Review

“And Then the Rodeo Burned Down”, King’s Head Theatre

Tom Bolton in north London
23 January 2023

 

Chloe Rice and Natasha Roland are New York-based performers, a two-person company who have made their way to Islington via a short but fêted run at the 2022 Edinburgh Fringe which won them a coveted Fringe First Award. Their unclassifiable show And Then the Rodeo Burned Down now has a well-deserved long booking at the King’s Head Theatre. They bring a strong sense of Edinburgh summer excitement to dark January London, with a boundary-dissolving show that combines physical theatre, writing, and music to enchant and confound the audience.

 

Natasha Roland and Chloe Rice. 

 

The tiny King’s Head stage is configured in the round with a lone star painted on the floor, the entirety of the set. Rice and Roland, in cowboy gear, are apparently part of a rodeo show, where Rice works as the Rodeo Comedian. Roland is her shadow, then the lead cowboy, then a horse. The rodeo is “the best place in the world” Rice keeps telling us, but the cowboy is an arrogant prick, the horse is trying to escape rodeo animal abuse, and she is put firmly in her place. Rice says she does not need a shadow, but Roland follows her around anyway, matching her gestures while taking a persistent interest in whether cowboys are allowed to kiss one another.

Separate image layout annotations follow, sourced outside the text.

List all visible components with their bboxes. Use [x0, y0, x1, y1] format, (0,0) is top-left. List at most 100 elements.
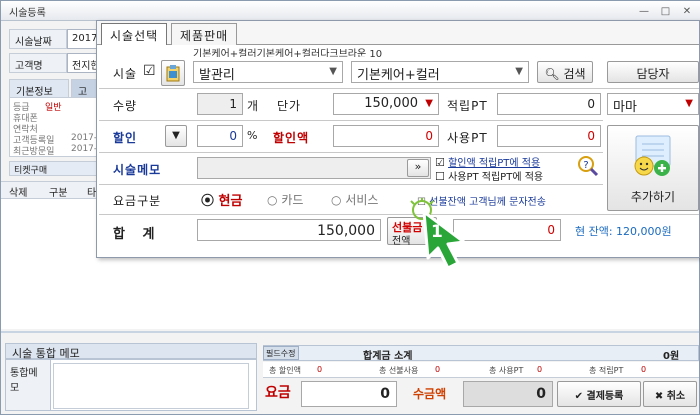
stat-earnpt-value: 0 — [641, 365, 647, 374]
edit-field-button[interactable]: 필드수정 — [263, 346, 299, 360]
price-select[interactable]: 150,000 ▼ — [333, 93, 439, 115]
discount-amount-input[interactable]: 0 — [333, 125, 439, 147]
earn-pt-input[interactable]: 0 — [497, 93, 601, 115]
discount-dropdown-button[interactable]: ▼ — [165, 125, 187, 147]
dropdown-arrow-icon: ▼ — [685, 98, 693, 109]
crumb-1[interactable]: 기본케어+컬러 — [193, 49, 257, 57]
discount-input[interactable]: 0 — [197, 125, 243, 147]
dropdown-arrow-icon: ▼ — [425, 98, 433, 109]
stat-usept-value: 0 — [537, 365, 543, 374]
register-payment-button[interactable]: ✔ 결제등록 — [557, 381, 641, 407]
stats-bar — [263, 362, 699, 378]
chk-discount-row[interactable]: ☑ 할인액 적립PT에 적용 — [435, 154, 540, 169]
staff-button[interactable]: 담당자 — [607, 61, 699, 83]
total-value: 150,000 — [197, 219, 381, 241]
pay-type-label: 요금구분 — [113, 194, 162, 208]
check-usept-checkbox[interactable]: ☐ — [435, 170, 445, 183]
col-type[interactable]: 구분 — [49, 184, 67, 199]
crumb-3[interactable]: 다크브라운 10 — [320, 49, 382, 57]
memo-title: 시술 통합 메모 — [5, 343, 257, 360]
balance-text: 현 잔액: 120,000원 — [575, 225, 672, 238]
tab-service-select[interactable]: 시술선택 — [101, 23, 168, 45]
fee-value: 0 — [301, 381, 397, 407]
memo-expand-button[interactable]: » — [407, 159, 429, 177]
memo-label: 통합메모 — [5, 359, 51, 411]
crumb-2[interactable]: 기본케어+컬러 — [257, 49, 321, 57]
service-picker-button[interactable] — [161, 60, 185, 86]
click-cursor: 1 — [408, 198, 488, 278]
add-note-icon — [634, 135, 671, 176]
dropdown-arrow-icon: ▼ — [172, 130, 180, 141]
visit-date-label: 최근방문일 — [13, 147, 55, 157]
stat-discount-value: 0 — [317, 365, 323, 374]
search-label: 검색 — [563, 67, 586, 81]
radio-cash-label: 현금 — [218, 194, 243, 209]
ticket-section[interactable]: 티켓구매 — [9, 161, 99, 176]
item-select[interactable]: 기본케어+컬러 ▼ — [351, 61, 529, 83]
service-checkbox[interactable]: ☑ — [143, 63, 156, 79]
pay-row — [99, 185, 699, 215]
svg-text:?: ? — [583, 160, 588, 171]
x-icon: ✖ — [654, 391, 664, 402]
category-select[interactable]: 발관리 ▼ — [193, 61, 343, 83]
grade-value: 일반 — [45, 103, 62, 113]
chk-usept-label: 사용PT 적립PT에 적용 — [448, 172, 544, 183]
customer-input[interactable]: 전지현 — [67, 53, 99, 73]
use-pt-input[interactable]: 0 — [497, 125, 601, 147]
sum-title: 합계금 소계 — [363, 351, 413, 362]
tab-other[interactable]: 고 — [71, 79, 99, 98]
qty-label: 수량 — [113, 99, 138, 113]
radio-service[interactable]: ○ 서비스 — [331, 191, 378, 208]
radio-cash[interactable]: ⦿ 현금 — [201, 190, 242, 209]
close-button[interactable]: ✕ — [679, 6, 695, 19]
radio-selected-icon: ⦿ — [201, 194, 215, 209]
memo-input[interactable] — [53, 363, 249, 409]
discount-unit: % — [247, 129, 259, 142]
collect-input[interactable]: 0 — [463, 381, 553, 407]
fee-label: 요금 — [265, 385, 291, 401]
service-memo-label: 시술메모 — [113, 163, 162, 177]
stat-earnpt-label: 총 적립PT — [589, 366, 624, 375]
stat-usept-label: 총 사용PT — [489, 366, 524, 375]
staff-select[interactable]: 마마 ▼ — [607, 93, 699, 115]
maximize-button[interactable]: □ — [658, 6, 674, 19]
radio-empty-icon: ○ — [331, 193, 342, 207]
tab-product-sale[interactable]: 제품판매 — [171, 23, 238, 45]
help-search-icon[interactable]: ? — [577, 155, 599, 180]
earn-pt-label: 적립PT — [447, 99, 488, 113]
date-input[interactable]: 2017- — [67, 29, 99, 49]
search-button[interactable]: 🔍︎ 검색 — [537, 61, 593, 83]
window-titlebar: 시술등록 — □ ✕ — [1, 1, 700, 21]
service-dialog: 시술선택 제품판매 기본케어+컬러기본케어+컬러다크브라운 10 시술 ☑ 발관… — [96, 20, 700, 258]
stat-prepaid-value: 0 — [435, 365, 441, 374]
bottom-divider — [1, 331, 699, 333]
category-value: 발관리 — [199, 68, 235, 83]
search-icon: 🔍︎ — [544, 67, 560, 81]
dropdown-arrow-icon: ▼ — [515, 66, 523, 77]
minimize-button[interactable]: — — [636, 6, 652, 19]
cancel-button[interactable]: ✖ 취소 — [643, 381, 697, 407]
price-value: 150,000 — [364, 96, 418, 111]
clipboard-icon — [166, 65, 180, 82]
qty-input[interactable]: 1 — [197, 93, 243, 115]
stat-prepaid-label: 총 선불사용 — [379, 366, 419, 375]
register-payment-label: 결제등록 — [586, 391, 624, 402]
dropdown-arrow-icon: ▼ — [329, 66, 337, 77]
window-controls: — □ ✕ — [634, 4, 695, 19]
window-title: 시술등록 — [9, 8, 46, 19]
staff-value: 마마 — [613, 100, 637, 115]
chk-usept-row[interactable]: ☐ 사용PT 적립PT에 적용 — [435, 168, 543, 183]
col-other[interactable]: 타 — [87, 184, 96, 199]
radio-empty-icon: ○ — [267, 193, 278, 207]
service-label: 시술 — [113, 67, 138, 81]
discount-amount-label: 할인액 — [273, 131, 310, 145]
discount-label: 할인 — [113, 131, 138, 145]
radio-card-label: 카드 — [281, 193, 304, 207]
service-memo-input[interactable] — [197, 157, 431, 179]
total-label: 합 계 — [113, 227, 156, 242]
radio-card[interactable]: ○ 카드 — [267, 191, 303, 208]
tab-basic-info[interactable]: 기본정보 — [9, 79, 69, 98]
check-icon: ✔ — [574, 391, 584, 402]
col-delete[interactable]: 삭제 — [9, 184, 27, 199]
date-label: 시술날짜 — [9, 29, 67, 49]
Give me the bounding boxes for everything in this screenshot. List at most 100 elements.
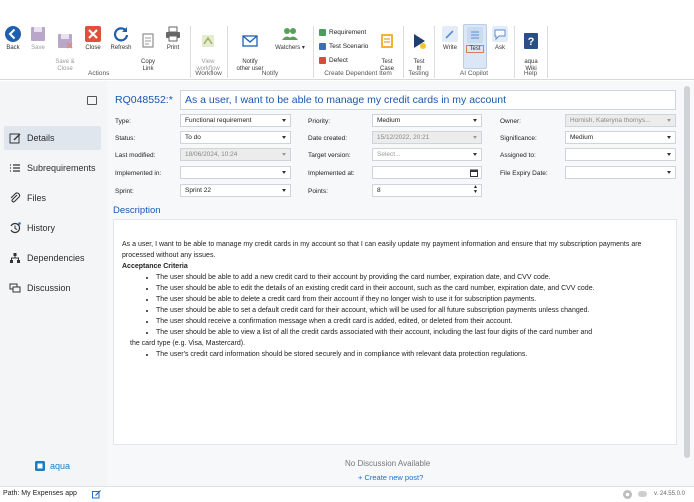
refresh-button[interactable]: Refresh bbox=[108, 25, 134, 52]
assigned-to-label: Assigned to: bbox=[500, 152, 536, 159]
create-new-post-link[interactable]: + Create new post? bbox=[358, 473, 423, 482]
owner-value: Hornish, Kateryna thornys... bbox=[570, 117, 651, 124]
notify-other-user-button[interactable]: Notify other user bbox=[232, 25, 268, 73]
sidebar-item-history[interactable]: History bbox=[4, 216, 101, 240]
target-version-select[interactable]: Select... bbox=[372, 148, 482, 161]
close-button[interactable]: Close bbox=[83, 25, 103, 52]
collapse-sidebar-icon[interactable] bbox=[87, 96, 97, 105]
toggle-switch[interactable] bbox=[638, 491, 647, 497]
copy-link-button[interactable]: Copy Link bbox=[137, 25, 159, 73]
save-disk-icon bbox=[31, 27, 45, 41]
sidebar-item-label: Subrequirements bbox=[27, 163, 96, 173]
last-modified-value: 18/06/2024, 10:24 bbox=[185, 151, 238, 158]
create-requirement-label: Requirement bbox=[329, 29, 367, 36]
description-editor[interactable]: As a user, I want to be able to manage m… bbox=[113, 219, 677, 445]
ai-ask-label: Ask bbox=[494, 45, 505, 51]
file-expiry-label: File Expiry Date: bbox=[500, 170, 548, 177]
create-requirement-item[interactable]: Requirement bbox=[319, 29, 366, 36]
test-scenario-icon bbox=[319, 43, 326, 50]
chevron-down-icon bbox=[473, 119, 477, 122]
aqua-logo: aqua bbox=[35, 461, 70, 471]
group-label-workflow: Workflow bbox=[195, 70, 222, 77]
chevron-down-icon bbox=[282, 171, 286, 174]
settings-gear-icon[interactable] bbox=[622, 489, 633, 500]
ai-ask-chat-icon bbox=[492, 26, 508, 42]
create-defect-label: Defect bbox=[329, 57, 348, 64]
type-select[interactable]: Functional requirement bbox=[180, 114, 291, 127]
back-arrow-icon bbox=[5, 26, 21, 42]
chevron-down-icon bbox=[282, 119, 286, 122]
ai-write-button[interactable]: Write bbox=[439, 25, 461, 52]
sidebar-item-label: History bbox=[27, 223, 56, 233]
edit-path-icon[interactable] bbox=[92, 490, 101, 499]
group-separator bbox=[547, 26, 548, 78]
owner-label: Owner: bbox=[500, 118, 521, 125]
last-modified-field[interactable]: 18/06/2024, 10:24 bbox=[180, 148, 291, 161]
create-defect-item[interactable]: Defect bbox=[319, 57, 348, 64]
priority-select[interactable]: Medium bbox=[372, 114, 482, 127]
sidebar-item-discussion[interactable]: Discussion bbox=[4, 276, 101, 300]
type-label: Type: bbox=[115, 118, 131, 125]
assigned-to-select[interactable] bbox=[565, 148, 676, 161]
test-case-button[interactable]: Test Case bbox=[376, 25, 398, 73]
save-button[interactable]: Save bbox=[29, 25, 47, 52]
aqua-wiki-button[interactable]: ? aqua Wiki bbox=[519, 25, 543, 73]
chevron-down-icon bbox=[282, 136, 286, 139]
significance-value: Medium bbox=[570, 134, 594, 141]
sidebar: Details Subrequirements Files History De… bbox=[0, 81, 107, 486]
create-test-scenario-item[interactable]: Test Scenario bbox=[319, 43, 368, 50]
save-close-button[interactable]: Save & Close bbox=[52, 25, 78, 73]
file-expiry-select[interactable] bbox=[565, 166, 676, 179]
ai-test-button[interactable]: Test bbox=[463, 24, 487, 69]
sprint-select[interactable]: Sprint 22 bbox=[180, 184, 291, 197]
last-modified-label: Last modified: bbox=[115, 152, 156, 159]
implemented-in-select[interactable] bbox=[180, 166, 291, 179]
target-version-placeholder: Select... bbox=[377, 151, 401, 158]
window-top-strip bbox=[0, 0, 694, 22]
ai-test-icon bbox=[467, 27, 483, 43]
view-workflow-button[interactable]: View workflow bbox=[194, 25, 222, 73]
print-button[interactable]: Print bbox=[163, 25, 183, 52]
implemented-at-date[interactable] bbox=[372, 166, 482, 179]
chevron-down-icon bbox=[473, 153, 477, 156]
vertical-scrollbar[interactable] bbox=[684, 86, 690, 458]
calendar-icon[interactable] bbox=[470, 169, 478, 177]
ai-ask-button[interactable]: Ask bbox=[490, 25, 510, 52]
sidebar-item-label: Files bbox=[27, 193, 47, 203]
watchers-button[interactable]: Watchers ▾ bbox=[271, 25, 309, 52]
ribbon-toolbar: Back Save Save & Close Close Refresh Cop… bbox=[0, 22, 694, 80]
version-text: v. 24.55.0.0 bbox=[654, 491, 685, 497]
refresh-icon bbox=[113, 27, 129, 42]
sidebar-item-dependencies[interactable]: Dependencies bbox=[4, 246, 101, 270]
item-title-input[interactable]: As a user, I want to be able to manage m… bbox=[180, 90, 676, 110]
sidebar-item-details[interactable]: Details bbox=[4, 126, 101, 150]
back-label: Back bbox=[6, 45, 20, 51]
date-created-field[interactable]: 15/12/2022, 20:21 bbox=[372, 131, 482, 144]
stepper-arrows-icon[interactable]: ▲ ▼ bbox=[473, 185, 478, 195]
list-item-continuation: the card type (e.g. Visa, Mastercard). bbox=[130, 340, 246, 347]
sidebar-item-label: Dependencies bbox=[27, 253, 85, 263]
back-button[interactable]: Back bbox=[3, 25, 23, 52]
list-item: The user's credit card information shoul… bbox=[156, 349, 668, 360]
status-select[interactable]: To do bbox=[180, 131, 291, 144]
chevron-down-icon bbox=[667, 153, 671, 156]
significance-select[interactable]: Medium bbox=[565, 131, 676, 144]
watchers-label: Watchers bbox=[275, 45, 301, 51]
test-it-button[interactable]: Test It! bbox=[408, 25, 430, 73]
sidebar-item-subrequirements[interactable]: Subrequirements bbox=[4, 156, 101, 180]
description-heading: Description bbox=[113, 205, 161, 216]
chevron-down-icon bbox=[667, 171, 671, 174]
sidebar-item-files[interactable]: Files bbox=[4, 186, 101, 210]
owner-select[interactable]: Hornish, Kateryna thornys... bbox=[565, 114, 676, 127]
group-label-actions: Actions bbox=[88, 70, 110, 77]
item-id: RQ048552:* bbox=[115, 94, 173, 106]
date-created-label: Date created: bbox=[308, 135, 348, 142]
test-case-icon bbox=[381, 34, 393, 48]
chevron-down-icon bbox=[282, 189, 286, 192]
date-created-value: 15/12/2022, 20:21 bbox=[377, 134, 430, 141]
group-label-ai-copilot: AI Copilot bbox=[459, 70, 489, 77]
points-stepper[interactable]: 8 ▲ ▼ bbox=[372, 184, 482, 197]
watchers-people-icon bbox=[282, 28, 298, 40]
chevron-down-icon bbox=[282, 153, 286, 156]
chevron-down-icon bbox=[667, 136, 671, 139]
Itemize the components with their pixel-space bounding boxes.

The scenario is weird, like an acid-fuelled American nightmare with all the right pieces, but in the wrong order. A lighter keeps appearing, the lighting is blood red, and the music is all about fire. Then the lights go out. The performers step out of their roles, and admit they have not thought the plot through and are short of the funds they need to finish. The construct collapses and we are left with the reality of fringe performers, struggling to make ends meet, personally, creatively, and financially.

 

Chloe Rice (foreground) and Natasha Roland. 

 

Rice and Roland are fine physical performers and, while the first half of the show leaves the audience hanging to some extent, their interaction is a joy to watch. They twirl, tumble, and twist in perfect synchronicity, moving as one. Roland dogs Rice, matching her actions with eerie prescience and great charm. Then, as the cowboy, she turns on the masculine arrogance which crackles through her cigarette, this being something that embodies her rodeo status. Their skits have the feel of Laurel and Hardy silent comedy routines set loose in a Western dreamscape.

The show is punctuated with songs: Johnny Cash, Miley Cyrus, and Dolly Parton, whose ‘9 to 5’ bookends the evening. This is the key to some of what is going on. The rodeo is a microcosm of the unequal dynamics of the workplace, and the fringe stage in particular, where gender roles dictate what people can be, and how much power they are allowed.

Gender is at the heart of the show, which features two queer female performers playing a series of men in stereotypical male roles, before unravelling their roles. With pretence finally stripped away Roland and Rice eventually play themselves, and their personal dynamic is real and delightful. As a stage couple, their interaction is the show’s greatest strength and the way they physically respond to one another is a pleasure to watch. As themselves, they can build something that does not need permission from anyone. As Dolly puts it, “You’re just a step on the boss-man’s ladder / but you got dreams he’ll never take away.” Roland and Rice never work out how to end the show, or whether the rodeo burned down at all, but they know where they put the lighter.